"What made you run away?" asked Marco.

"O, I didn't want to stay at home and be abused. My father used to abuse me; but my mother took my part, and now I want to go and see her."

"And to see your father too," said Marco.

"No," said the sailor. "I don't care for him. I hope he's gone off somewhere. But I want to see my mother. I have got a shawl for her in my chest."

Marco was shocked to hear a young man speak in such a manner of his father. Still there was something in the frankness and openness of the sailor's manner, which pleased him very much. He liked to hear his odd and sailor-like language too, and he accordingly entered into a long conversation with him. The sailor gave him an account of his adventures on the voyage; how he was drawn off from the ship one day, several miles, by a whale which they had harpooned;--how they caught a shark, and hauled him in on deck by means of a pulley at the end of the yard-arm;--and how, on the voyage home, the ship was driven before an awful gale of wind for five days, under bare poles, with terrific seas roaring after them all the way. These descriptions took a strong hold of Marco's imagination. His eye brightened up, and he became restless on his seat, and thought that he would give the world for a chance to stand up in the bow of a boat, and put a harpoon into the neck of a whale.

In the mean time, the day wore away, and the road led into a more and more mountainous country. The hills were longer and steeper, and the tracts of forest more frequent and solitary. The number of passengers increased too, until the coach was pretty heavily loaded; and sometimes all but the female passengers would get out and walk up the hills. On these occasions Forester and Marco would generally walk together, talking about the incidents of their journey, or the occupations and amusements which they expected to engage in when they arrived at Forester's home. About the middle of the afternoon the coach stopped at the foot of a long winding ascent, steep and stony, and several of the passengers got out. Forester, however, remained in, as he was tired of walking, and so Marco and the sailor walked together. The sailor, finding how much Marco was interested in his stories, liked his company, and at length he asked Marco where he was going. Marco told him.

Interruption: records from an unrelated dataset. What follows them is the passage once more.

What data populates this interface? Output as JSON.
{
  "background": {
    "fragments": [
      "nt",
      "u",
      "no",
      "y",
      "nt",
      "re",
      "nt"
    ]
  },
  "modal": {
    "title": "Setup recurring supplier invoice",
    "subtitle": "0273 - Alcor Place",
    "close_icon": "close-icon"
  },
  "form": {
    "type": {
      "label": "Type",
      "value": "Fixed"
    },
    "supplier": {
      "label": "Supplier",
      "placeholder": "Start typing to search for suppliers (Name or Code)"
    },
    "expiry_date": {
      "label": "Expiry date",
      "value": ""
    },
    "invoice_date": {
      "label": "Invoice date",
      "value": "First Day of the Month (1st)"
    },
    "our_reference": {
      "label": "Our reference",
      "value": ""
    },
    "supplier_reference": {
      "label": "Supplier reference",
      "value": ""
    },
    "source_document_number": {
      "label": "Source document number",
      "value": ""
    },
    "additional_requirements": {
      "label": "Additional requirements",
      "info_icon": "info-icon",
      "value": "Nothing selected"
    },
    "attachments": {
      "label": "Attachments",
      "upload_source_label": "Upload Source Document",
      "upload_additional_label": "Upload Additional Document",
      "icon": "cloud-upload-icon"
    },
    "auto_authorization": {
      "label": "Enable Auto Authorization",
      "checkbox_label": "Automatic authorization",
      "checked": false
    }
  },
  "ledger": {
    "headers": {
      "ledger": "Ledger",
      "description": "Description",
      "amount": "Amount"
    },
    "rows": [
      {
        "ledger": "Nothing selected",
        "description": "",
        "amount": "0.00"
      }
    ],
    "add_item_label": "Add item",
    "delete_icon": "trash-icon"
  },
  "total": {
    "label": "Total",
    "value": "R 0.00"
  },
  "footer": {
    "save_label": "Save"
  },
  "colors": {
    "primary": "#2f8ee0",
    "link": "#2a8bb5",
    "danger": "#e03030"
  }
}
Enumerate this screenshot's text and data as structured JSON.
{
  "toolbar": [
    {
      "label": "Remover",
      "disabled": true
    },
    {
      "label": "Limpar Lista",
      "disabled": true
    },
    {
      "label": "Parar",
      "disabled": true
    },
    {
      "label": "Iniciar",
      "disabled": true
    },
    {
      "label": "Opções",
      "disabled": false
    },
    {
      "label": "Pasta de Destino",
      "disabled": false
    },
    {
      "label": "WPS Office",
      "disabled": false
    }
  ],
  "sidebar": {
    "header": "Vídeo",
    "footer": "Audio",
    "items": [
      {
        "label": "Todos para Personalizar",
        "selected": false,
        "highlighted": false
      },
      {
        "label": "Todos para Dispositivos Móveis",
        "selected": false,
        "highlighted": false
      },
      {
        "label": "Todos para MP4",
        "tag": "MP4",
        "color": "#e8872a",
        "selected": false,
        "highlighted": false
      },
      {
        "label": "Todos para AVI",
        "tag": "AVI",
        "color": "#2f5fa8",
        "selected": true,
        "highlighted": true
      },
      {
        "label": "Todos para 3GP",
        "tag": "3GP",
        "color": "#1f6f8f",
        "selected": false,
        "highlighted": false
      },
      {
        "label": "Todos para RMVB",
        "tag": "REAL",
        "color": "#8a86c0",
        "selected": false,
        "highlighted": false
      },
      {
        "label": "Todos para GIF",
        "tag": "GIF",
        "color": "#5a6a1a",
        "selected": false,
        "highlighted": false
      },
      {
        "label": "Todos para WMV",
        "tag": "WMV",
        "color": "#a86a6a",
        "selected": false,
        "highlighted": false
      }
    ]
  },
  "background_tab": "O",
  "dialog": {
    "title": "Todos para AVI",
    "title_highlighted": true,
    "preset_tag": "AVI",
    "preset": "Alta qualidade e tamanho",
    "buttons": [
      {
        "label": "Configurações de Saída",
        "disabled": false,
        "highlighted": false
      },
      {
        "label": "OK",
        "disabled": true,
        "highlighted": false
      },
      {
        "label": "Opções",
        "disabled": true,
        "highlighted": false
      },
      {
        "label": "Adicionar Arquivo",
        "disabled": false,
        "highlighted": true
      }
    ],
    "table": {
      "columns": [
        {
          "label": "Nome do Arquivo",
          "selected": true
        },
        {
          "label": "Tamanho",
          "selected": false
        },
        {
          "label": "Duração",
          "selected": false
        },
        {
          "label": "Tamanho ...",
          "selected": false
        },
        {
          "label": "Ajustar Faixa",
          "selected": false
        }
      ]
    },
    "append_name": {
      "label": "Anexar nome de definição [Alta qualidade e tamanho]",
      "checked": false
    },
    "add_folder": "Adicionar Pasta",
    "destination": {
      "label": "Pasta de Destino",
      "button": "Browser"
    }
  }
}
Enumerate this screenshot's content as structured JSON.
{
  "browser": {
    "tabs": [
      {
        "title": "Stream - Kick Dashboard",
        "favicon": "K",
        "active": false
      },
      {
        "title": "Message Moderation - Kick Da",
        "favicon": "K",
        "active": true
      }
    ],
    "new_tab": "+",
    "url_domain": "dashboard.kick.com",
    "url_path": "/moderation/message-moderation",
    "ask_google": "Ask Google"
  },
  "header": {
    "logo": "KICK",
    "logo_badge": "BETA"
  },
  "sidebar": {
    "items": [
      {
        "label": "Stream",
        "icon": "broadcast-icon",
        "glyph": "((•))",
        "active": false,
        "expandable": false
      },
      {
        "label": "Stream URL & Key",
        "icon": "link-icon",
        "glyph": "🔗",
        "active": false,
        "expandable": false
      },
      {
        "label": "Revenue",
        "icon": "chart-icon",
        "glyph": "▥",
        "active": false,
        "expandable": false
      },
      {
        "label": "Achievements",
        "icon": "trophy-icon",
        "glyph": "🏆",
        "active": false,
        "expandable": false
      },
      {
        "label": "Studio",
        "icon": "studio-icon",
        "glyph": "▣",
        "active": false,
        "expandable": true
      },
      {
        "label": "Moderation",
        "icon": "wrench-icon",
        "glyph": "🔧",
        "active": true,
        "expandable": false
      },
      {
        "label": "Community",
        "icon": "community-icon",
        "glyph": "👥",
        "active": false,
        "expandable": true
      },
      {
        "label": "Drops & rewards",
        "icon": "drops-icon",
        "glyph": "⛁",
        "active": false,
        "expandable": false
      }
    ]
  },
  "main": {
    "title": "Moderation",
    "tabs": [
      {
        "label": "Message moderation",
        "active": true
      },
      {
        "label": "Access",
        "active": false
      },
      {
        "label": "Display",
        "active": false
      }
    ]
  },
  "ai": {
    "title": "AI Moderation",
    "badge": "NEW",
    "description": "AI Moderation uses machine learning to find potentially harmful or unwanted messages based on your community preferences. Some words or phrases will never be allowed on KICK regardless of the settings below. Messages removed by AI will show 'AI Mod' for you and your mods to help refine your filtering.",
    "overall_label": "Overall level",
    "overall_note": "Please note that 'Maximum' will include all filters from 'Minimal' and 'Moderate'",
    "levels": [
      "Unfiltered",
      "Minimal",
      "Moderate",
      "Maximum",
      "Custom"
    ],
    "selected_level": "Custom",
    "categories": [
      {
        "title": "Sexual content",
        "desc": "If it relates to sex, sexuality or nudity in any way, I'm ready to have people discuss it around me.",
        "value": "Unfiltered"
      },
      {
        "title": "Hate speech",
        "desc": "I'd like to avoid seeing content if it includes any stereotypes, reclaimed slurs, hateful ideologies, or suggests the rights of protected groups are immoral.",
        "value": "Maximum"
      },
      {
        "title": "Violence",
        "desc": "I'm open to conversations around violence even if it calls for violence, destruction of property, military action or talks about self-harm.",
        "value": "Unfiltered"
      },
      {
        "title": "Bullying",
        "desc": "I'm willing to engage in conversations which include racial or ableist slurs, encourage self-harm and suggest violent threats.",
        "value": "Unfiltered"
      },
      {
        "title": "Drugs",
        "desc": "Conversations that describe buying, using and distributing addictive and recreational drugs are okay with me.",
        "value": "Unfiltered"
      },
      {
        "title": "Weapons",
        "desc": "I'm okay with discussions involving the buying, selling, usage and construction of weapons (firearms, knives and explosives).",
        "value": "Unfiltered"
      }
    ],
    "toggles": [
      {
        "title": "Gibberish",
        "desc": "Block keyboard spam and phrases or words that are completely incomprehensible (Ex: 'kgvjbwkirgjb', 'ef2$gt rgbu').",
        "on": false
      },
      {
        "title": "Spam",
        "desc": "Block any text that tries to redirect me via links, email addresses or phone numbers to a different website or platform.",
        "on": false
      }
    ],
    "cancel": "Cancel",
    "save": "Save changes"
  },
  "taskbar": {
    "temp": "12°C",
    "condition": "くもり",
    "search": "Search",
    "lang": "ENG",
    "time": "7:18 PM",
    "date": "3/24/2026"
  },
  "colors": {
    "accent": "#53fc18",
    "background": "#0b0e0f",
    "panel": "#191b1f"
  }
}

"Ah, if you were only going on a voyage with me," said the sailor, "that would make a man of you. I wouldn't go and be shut up with that old prig, poring over books forever."

Marco was displeased to hear the sailor call his cousin an old prig, and he felt some compunctions of conscience about forming and continuing an intimacy with such a person. Still he was so much interested in hearing him talk, that he continued to walk with him up the hill. Finally, the sailor fairly proposed to him to run away and go to sea with him.

"O no," said Marco, "I wouldn't do such a thing for the world. Besides," said he, "they would be after us, and carry me back."

"No," said the sailor; "we would cut across the country, traveling in the night and laying to by day, till we got to another stage route, and then make a straight wake, till we got to New Bedford, and there we could get a good voyage. Come," said he, "let's go to-night. I'll turn right about. I don't care a great deal about seeing my mother."